Art at its most significant is a Distant Early Warning System that can always be relied on to tell the old culture what is beginning to happen to it. – Marshall McLuhan, Understanding Media
Completed in 1957, the Distant Early Warning Line was 63 station 3000-mile radar array which lined the Artic across Canada to Alaska. Designed to detect incoming missiles in the event of a nuclear attack from the Soviet Union, it was quite an ominous metaphor for McLuhan to employ signifying a need to recognize media’s looming impact on culture. He used the phrase to title a short-lived newsletter, and a card deck – designed as a problem-solving game focused on ‘lateral thinking.’
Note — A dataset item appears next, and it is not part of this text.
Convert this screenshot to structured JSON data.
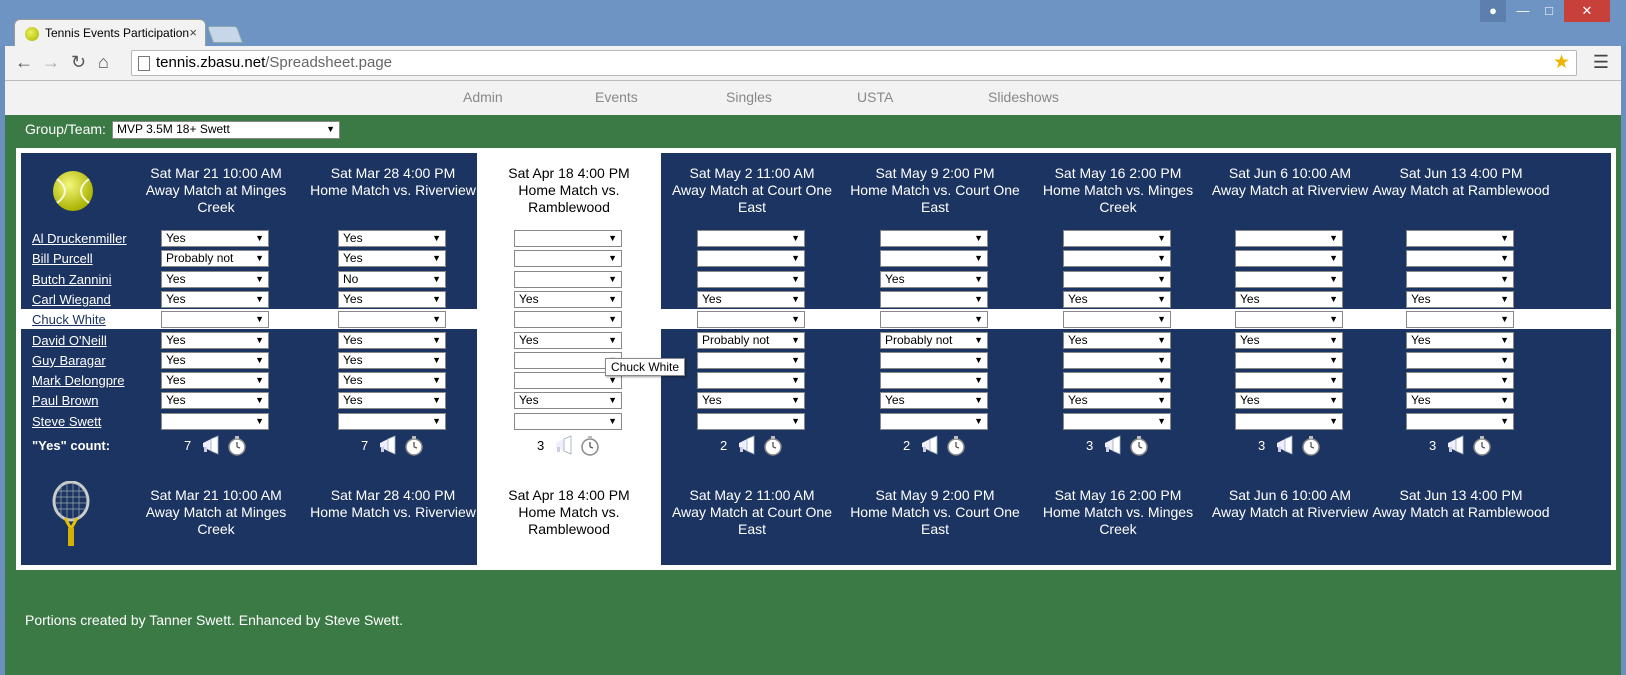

I’ve always appreciated ‘the end of the world as we know it’ trope which portends we’re all screwed if we don’t fix stuff – and nuclear armageddon was a particular fixation of my youth. As an educational technologist at my university, I’m often confronted with technology that is supposed to save/destroy higher education as we know it. Massive Open Online Courses (MOOCs)! They will be the savior, everyone can get a Harvard education for free! Just sign-up for this self-paced e-learning course on ‘X’ and you’ll save yourself time and money. I’ve been part of the MOOC movement from the beginning, and it’s a lot messier than a set of lecture casts.
I lot of unstructured but ‘connected’ learning happens online and there is a lot we can learn as educators on how we can foster this type of learning in higher education. Using course blogs is my preferred method to support this effort. I created DewLines.org, a WordPress multi-site to support many of the classes I teach for the Communications Technology major. I also encourage adjunct instructors to use it as well if they are interested. There are currently nineteen blogs on the network, used for past or current classes. One of my favorite examples was a particular instantiation of a Teaching with Technology course I’ve taught that took on a maker/gaming theme inspired by Caine’s Arcade. The Education Arcade culminated with an event at which teacher education students invited friends and younger family members to use and play hand-built penny arcade games that taught a particular learning skill.